Avec «La chanson de Renart» (Gallimard) qui sort ce mercredi 16 septembre, Joann Sfar plonge dans les récits médiévaux. Pour le plus grand bonheur de ses fans.
Après «Le Petit Prince» de Saint Exupéry ou «Candide» de Voltaire, Joann Sfar jette une fois de plus son dévolu sur un classique de notre littérature. Cette fois, le «Roman de Renart» devient «La chanson de Renart». «J'essaye de mélanger deux récits originels français : "Le roman de Renart", l'ancêtre de tous les récits comiques de théâtre, et "La chanson de Roland", le premier des récits épiques. J'ai eu envie de chevaleresque mais aussi de comédie», explique l'auteur à propos de son choix.
Une inspiration plus qu'une adaptation
Que les puristes passent leur chemin ! Ce premier volume d'une série qui devrait en compter trois, n'est pas une adaptation des 25 récits médiévaux bien connus des instituteurs. Si l'on retrouve ici Renart et son meilleur ami Ysengrin, le duo est projeté dans un monde bourré de codes propres à l'héroïc fantasy mais aussi du sens de l'humour de Joann Sfar. Les fans de Donjon ne seront donc pas déçus. Et les plus jeunes pourront entrer dans l'univers des récits médiévaux avec une certaine aisance.
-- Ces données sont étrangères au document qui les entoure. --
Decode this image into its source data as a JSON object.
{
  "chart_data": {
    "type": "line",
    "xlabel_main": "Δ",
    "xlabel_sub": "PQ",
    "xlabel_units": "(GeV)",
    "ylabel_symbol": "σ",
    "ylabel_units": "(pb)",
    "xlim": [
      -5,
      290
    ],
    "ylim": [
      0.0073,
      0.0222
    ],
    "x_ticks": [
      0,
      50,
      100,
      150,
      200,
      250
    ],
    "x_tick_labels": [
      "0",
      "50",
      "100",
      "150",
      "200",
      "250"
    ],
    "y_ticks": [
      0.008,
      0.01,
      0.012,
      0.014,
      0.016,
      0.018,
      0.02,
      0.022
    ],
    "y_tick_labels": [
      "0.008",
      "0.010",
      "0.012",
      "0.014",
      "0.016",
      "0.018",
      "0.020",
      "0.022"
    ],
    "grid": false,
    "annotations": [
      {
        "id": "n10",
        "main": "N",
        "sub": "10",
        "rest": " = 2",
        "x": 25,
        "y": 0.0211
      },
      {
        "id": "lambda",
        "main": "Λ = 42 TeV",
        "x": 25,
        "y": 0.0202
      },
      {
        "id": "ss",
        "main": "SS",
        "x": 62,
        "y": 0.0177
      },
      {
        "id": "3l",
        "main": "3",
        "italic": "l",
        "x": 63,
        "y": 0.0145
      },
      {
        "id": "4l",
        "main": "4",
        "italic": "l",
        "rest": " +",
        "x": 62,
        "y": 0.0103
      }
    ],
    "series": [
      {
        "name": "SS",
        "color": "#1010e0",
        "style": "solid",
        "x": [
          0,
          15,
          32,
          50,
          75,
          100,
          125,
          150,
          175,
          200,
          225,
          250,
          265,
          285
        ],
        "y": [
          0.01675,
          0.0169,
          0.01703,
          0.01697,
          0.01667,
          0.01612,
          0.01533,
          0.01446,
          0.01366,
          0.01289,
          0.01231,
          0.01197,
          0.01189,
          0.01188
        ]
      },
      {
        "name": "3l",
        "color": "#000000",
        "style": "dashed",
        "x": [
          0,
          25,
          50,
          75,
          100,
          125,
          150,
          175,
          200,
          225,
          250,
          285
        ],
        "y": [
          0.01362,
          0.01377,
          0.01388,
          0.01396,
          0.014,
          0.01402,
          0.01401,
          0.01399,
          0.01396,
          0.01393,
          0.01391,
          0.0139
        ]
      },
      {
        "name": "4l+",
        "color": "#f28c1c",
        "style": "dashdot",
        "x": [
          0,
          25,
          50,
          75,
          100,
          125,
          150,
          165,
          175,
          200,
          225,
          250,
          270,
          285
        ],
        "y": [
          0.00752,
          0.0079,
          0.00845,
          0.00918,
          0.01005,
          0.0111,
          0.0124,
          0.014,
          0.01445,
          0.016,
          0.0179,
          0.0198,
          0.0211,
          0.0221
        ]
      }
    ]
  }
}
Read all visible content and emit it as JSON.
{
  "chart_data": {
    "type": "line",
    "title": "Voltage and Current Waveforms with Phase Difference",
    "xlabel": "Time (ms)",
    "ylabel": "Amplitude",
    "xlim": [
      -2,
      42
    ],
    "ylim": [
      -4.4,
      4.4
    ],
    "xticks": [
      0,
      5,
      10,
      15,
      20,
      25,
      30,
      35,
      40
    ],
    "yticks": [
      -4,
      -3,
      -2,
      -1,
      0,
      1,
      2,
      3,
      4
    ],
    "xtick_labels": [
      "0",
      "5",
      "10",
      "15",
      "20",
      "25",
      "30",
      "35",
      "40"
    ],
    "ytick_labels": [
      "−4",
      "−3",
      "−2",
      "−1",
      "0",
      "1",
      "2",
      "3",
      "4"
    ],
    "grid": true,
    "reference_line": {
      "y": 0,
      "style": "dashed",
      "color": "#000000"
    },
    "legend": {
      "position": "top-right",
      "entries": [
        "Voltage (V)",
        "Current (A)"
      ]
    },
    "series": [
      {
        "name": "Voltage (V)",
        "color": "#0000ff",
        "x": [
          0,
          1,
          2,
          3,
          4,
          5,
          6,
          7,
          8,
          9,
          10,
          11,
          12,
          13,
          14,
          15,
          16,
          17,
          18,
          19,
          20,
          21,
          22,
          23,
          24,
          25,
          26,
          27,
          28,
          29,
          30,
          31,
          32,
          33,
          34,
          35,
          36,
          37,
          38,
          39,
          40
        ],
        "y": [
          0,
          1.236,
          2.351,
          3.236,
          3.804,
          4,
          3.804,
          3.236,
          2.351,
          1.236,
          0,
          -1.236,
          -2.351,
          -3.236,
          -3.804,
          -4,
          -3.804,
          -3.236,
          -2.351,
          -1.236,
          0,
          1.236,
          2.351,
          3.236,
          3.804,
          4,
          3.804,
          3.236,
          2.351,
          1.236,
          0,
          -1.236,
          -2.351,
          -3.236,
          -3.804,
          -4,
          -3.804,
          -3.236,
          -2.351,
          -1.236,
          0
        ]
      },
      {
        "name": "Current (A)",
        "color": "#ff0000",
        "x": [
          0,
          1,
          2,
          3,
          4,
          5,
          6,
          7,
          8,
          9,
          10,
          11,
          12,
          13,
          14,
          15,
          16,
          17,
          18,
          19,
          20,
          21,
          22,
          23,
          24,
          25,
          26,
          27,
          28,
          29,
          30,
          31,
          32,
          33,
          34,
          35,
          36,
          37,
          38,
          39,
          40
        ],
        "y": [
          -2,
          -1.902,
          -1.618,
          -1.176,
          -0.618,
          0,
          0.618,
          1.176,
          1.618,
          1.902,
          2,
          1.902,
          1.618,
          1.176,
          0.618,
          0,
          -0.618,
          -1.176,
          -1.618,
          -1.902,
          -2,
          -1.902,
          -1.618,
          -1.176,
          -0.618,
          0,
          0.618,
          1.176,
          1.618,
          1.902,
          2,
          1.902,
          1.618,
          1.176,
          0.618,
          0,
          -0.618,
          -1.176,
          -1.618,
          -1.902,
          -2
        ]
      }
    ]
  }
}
© Joann Sfar - Gallimard BD 2020
Dans ce premier volume, Renart est condamné à pourrir en enfer par la population agacée par le voyou qui a toujours plus d'un mensonge dans sa poche. Même le bon Ysengrin, son meilleur ami, ne parvient pas à le sauver. Dans les entrailles de la Terre, Renart est alors témoin d'une conversation plutôt vive entre le Diable, la Mort, Merlin l'enchanteur et sa fiancée, Marie de France. Suite aux «effronteries» de cette dernière, La Mort promet d'éradiquer l'espèce humaine de la surface de la Terre avant que Merlin et Marie de France prennent la fuite. Renart, lui, remonte sans mal à la surface et propose à Ysengrin de sauver la planète du chaos. Pour cela ils vont devoir combattre des armées de squelettes, une jeune sorcière très puissante et s'adjoindre les services d'un apprenti sorcier meilleur en bagarres qu'en magie.
Une oeuvre très actuelle
Joann Sfar en convient lui-même : «J'essaye de faire en sorte qu'il y ait un sous-texte contemporain dans ce que j'écris, et j'ai l'impression que notre époque marque un retour très puissant vers le Moyen-Âge (...) : les soubresauts populaires, les grandes épidémies, les rois qui ont peur de leur peuple...». Derrière les pouvoirs magiques et les combats à l'épée, l'auteur du Chat du rabbin parle d'amitié : celle, inconditionnelle d'Ysengrin pour Renart malgré tous ses défauts, mais aussi d'égalités hommes-femmes : Marie de France (inspirée par la poétesse du XII et XIIIe siècle) souhaite que son métier d'écrivaine soit reconnu comme tel par son beau-père et sa belle-mère (le Diable et La Mort) et non parce qu'elle est une femme.
Joann Sfar aborde également le sujet des colères collectives qui annihilent tout jugement logique (ici la foule prend des décisions impulsives, un rapport avec les mouvements sur les réseaux sociaux ?) et aime à guider deux héros bourrés de défauts et de faiblesses. La vraie vie en quelque sorte.
© Joann Sfar - Gallimard BD 2020
Si les thèmes chers au dessinateur sont présents, on aime à se plonger dans cet univers à l'humour empli de second degré et suivre cette aventure menée tambour battant. Il faut dire que Joann Sfar n'est pas vraiment homme à apprécier les temps morts. Et il est fort à parier qu'il ne faudra pas patienter dix ans pour lire le deuxième volume.
La chanson de Renart, t.1 Le seigneur des entourloupes, de Joann Sfar, couleurs de Brigitte Findakly, Gallimard, 56 p., 16 €.